Noite Tenebrosa
O ocaso caiu sobre a ilha qual manto escuro, escondendo lentamente os últimos vestígios da luz vermelha da tarde. Aves aquáticas procurando acomodação na vegetação da costa ribeirinha, misturavam seus sons estridentes ao barulho suave das marolas do rio. Pouco a pouco o burburinho diurno deu lugar à serenidade misteriosa da noite. Ao calor intenso do dia sucedeu a frescura revigorante da brisa noturna.
Na cabana rústica a família reúne-se em volta do fogo crepitante onde uma chaleira preta, sob o olhar vigilante da mulher, aquece a água para o café que acompanhará o jantar frugal. A chama ondulante e fumacenta do candeeiro ilumina precariamente o ambiente provisório, onde os membros da família trocam breves palavras sobre o trabalho do dia.
Sobre a esteira estendida no chão batido os corpos dominados pelo cansaço se entregaram, sem resistência, ao sono merecido. O silêncio caiu sobre a cabana, a luz vacilante se apagou. Um latido fez-se ouvir ao longe tangido pelas refregas de vento como que saído das entranhas da noite. Suaves rajadas açoitavam as frágeis paredes de palha produzindo um farfalhar intermitente. O céu sem nuvens semelhante a um véu negro cheio de pontos brilhantes compunha o cenário.
Não muito longe dali o homem embriagado em atitude ameaçadora ergueu levemente a camisa colocando à mostra o cabo do revolver que trazia na cintura por baixo da calça. A menina, sem hesitar, se pôs a correr em pânico embrenhando-se na escuridão.
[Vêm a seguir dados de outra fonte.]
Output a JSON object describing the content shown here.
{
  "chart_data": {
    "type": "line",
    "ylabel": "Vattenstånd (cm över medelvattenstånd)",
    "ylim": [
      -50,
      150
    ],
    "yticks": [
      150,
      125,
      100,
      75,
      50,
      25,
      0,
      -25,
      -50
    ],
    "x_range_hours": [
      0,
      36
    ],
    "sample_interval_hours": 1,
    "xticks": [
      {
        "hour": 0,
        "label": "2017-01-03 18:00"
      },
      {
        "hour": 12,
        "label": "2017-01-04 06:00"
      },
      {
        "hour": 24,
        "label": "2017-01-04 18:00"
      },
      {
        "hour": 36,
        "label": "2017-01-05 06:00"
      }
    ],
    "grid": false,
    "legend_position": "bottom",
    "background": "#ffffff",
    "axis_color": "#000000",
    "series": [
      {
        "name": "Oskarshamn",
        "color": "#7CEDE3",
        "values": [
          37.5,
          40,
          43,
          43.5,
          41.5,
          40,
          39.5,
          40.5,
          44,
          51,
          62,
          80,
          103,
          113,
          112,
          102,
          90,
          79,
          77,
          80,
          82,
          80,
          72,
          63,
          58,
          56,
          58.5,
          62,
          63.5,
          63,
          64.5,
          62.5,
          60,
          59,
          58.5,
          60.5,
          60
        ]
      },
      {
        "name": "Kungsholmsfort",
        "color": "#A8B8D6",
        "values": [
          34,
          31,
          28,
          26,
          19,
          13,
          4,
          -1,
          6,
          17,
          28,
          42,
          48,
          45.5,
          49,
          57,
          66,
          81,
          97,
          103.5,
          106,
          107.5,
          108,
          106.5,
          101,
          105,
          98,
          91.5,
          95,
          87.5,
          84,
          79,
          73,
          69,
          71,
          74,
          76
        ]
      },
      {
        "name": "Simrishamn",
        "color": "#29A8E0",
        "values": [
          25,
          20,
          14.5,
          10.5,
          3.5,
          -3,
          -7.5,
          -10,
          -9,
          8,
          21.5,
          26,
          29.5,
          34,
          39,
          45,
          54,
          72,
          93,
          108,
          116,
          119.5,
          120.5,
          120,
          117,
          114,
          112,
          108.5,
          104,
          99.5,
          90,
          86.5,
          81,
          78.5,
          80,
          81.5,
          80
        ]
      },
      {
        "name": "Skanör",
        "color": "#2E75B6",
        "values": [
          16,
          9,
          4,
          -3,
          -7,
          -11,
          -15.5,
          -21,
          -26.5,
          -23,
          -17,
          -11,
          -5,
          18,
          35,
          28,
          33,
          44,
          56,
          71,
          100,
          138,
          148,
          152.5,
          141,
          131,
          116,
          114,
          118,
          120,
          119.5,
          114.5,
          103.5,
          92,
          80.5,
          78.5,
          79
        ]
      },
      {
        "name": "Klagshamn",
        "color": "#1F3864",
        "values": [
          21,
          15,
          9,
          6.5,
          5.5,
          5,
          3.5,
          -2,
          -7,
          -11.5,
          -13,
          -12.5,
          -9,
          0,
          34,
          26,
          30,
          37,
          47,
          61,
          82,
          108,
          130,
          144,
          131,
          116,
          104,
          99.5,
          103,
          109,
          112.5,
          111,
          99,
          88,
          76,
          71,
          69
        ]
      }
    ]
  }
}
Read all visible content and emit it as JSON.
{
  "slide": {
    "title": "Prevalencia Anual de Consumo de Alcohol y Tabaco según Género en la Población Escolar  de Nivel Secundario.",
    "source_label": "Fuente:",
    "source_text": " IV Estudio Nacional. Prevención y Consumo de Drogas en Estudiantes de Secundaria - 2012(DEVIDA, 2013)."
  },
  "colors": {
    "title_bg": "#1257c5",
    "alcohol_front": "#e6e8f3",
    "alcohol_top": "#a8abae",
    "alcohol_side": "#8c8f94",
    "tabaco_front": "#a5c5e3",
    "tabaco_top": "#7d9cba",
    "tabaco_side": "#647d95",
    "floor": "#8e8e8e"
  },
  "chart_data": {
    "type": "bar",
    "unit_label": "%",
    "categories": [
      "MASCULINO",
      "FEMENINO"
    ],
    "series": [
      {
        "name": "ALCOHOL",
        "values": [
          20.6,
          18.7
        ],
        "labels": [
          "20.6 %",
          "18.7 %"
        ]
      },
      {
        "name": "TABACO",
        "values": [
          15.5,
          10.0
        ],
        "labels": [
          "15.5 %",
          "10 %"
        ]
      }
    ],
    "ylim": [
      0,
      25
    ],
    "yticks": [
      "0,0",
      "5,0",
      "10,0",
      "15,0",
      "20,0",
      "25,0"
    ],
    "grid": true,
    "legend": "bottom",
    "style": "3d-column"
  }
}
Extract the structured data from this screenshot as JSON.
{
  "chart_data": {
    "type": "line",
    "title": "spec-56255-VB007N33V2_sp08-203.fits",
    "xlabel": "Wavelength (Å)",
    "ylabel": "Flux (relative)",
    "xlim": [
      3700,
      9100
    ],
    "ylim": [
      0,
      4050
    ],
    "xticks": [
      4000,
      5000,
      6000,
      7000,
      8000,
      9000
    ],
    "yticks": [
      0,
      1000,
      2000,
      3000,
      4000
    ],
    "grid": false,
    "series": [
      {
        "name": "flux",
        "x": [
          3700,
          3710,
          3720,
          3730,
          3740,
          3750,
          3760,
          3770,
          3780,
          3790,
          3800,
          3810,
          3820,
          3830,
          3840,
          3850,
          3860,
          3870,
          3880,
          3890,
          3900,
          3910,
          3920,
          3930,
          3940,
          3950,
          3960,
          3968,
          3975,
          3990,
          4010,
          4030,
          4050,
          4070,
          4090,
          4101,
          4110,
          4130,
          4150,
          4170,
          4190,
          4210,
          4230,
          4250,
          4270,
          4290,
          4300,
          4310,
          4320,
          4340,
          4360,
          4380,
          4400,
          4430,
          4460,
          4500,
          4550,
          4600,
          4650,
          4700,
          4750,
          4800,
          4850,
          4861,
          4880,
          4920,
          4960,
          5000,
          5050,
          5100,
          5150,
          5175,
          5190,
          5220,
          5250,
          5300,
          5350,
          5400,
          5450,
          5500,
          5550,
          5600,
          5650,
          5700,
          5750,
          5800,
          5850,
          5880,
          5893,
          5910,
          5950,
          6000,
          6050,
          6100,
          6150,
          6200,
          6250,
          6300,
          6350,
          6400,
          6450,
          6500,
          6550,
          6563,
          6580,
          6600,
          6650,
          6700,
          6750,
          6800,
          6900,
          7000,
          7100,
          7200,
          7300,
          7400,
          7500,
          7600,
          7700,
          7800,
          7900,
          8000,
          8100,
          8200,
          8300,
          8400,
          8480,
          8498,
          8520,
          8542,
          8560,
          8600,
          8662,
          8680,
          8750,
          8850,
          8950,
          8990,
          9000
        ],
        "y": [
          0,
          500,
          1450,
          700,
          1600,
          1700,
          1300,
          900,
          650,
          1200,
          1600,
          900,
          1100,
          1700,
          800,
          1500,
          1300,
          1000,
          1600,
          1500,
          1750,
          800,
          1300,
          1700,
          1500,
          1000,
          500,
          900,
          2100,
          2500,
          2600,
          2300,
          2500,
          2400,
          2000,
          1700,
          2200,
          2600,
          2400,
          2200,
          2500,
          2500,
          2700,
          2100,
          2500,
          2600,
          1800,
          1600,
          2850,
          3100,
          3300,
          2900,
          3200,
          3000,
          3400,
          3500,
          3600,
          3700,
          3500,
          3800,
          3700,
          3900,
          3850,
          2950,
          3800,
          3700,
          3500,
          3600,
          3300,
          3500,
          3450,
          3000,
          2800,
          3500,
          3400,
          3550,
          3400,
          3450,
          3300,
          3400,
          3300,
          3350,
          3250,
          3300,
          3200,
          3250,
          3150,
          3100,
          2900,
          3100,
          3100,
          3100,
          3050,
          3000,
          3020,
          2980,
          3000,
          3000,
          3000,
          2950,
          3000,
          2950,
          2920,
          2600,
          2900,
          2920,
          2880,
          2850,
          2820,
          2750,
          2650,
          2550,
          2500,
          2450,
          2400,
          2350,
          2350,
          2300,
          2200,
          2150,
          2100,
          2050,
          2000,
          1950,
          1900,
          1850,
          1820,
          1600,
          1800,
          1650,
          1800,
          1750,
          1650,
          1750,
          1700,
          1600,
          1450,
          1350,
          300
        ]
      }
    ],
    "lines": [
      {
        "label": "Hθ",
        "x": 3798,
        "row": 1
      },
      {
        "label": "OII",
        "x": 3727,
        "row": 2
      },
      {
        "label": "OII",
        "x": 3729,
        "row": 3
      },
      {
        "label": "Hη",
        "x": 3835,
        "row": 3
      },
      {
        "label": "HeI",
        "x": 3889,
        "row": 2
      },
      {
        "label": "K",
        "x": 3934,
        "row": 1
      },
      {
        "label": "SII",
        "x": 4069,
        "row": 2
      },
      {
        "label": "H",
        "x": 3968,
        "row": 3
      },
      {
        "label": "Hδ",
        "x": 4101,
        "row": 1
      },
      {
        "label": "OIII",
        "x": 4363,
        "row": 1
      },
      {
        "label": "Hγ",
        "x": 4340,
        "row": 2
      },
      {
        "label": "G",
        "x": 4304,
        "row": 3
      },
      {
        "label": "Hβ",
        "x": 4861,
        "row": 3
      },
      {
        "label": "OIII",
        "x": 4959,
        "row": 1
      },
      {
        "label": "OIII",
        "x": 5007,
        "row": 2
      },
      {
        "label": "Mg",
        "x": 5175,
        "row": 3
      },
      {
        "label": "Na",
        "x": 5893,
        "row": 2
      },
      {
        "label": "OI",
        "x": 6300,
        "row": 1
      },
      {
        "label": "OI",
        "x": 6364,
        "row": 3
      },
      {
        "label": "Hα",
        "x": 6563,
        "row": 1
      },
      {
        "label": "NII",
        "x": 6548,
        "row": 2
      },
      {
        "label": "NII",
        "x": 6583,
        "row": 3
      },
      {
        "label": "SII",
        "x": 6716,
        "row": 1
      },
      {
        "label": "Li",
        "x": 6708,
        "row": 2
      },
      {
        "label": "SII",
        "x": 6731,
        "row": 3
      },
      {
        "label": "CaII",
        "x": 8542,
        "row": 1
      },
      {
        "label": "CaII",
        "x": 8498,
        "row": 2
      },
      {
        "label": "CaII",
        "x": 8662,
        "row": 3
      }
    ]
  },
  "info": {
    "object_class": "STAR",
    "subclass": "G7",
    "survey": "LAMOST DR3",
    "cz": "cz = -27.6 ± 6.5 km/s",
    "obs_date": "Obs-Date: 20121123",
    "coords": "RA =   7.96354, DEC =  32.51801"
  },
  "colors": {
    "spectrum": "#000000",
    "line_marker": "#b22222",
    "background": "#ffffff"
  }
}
Ao vê-la fugir puxou a arma e apertou o gatilho. A treva noturna e o efeito da cachaça impediram-no de acertar o alvo.
Ofegante ela tentava alcançar a cabana mais próxima. Em desespero atravessou, correndo e aos gritos, a cabana onde o casal repousava com as filhas. Saindo pela porta dos fundos desapareceu no milharal. A mulher despertou ao ouvir aqueles gritos ecoando na noite e, dirigiu-se à porta da frente onde viu, na penumbra, a figura cambaleante aproximar-se com a arma em punho. Ouviu-se o estampido à queima-roupa. Um barulho surdo e o corpo da mulher caiu sem vida. Ao grito desesperado das filhas o marido se levantou e foi alvejado sem nem ter pronunciado palavra caindo arquejante no chão. Os filhos maiores, que dormiam na cabana vizinha, ouvindo os estampidos partiram para ver o que estava acontecendo. Viram, atônitos, a tragédia consumada: o pai e a mãe estendidos envoltos em sangue. Os dois rapazes se lançaram com fúria sobre o bêbado. O irmão mais novo portando um facão desferiu repetidos golpes violentos. Num instante o corpo do agressor embriagado virou um monte de carne desfigurada ao lado da cabana de palha.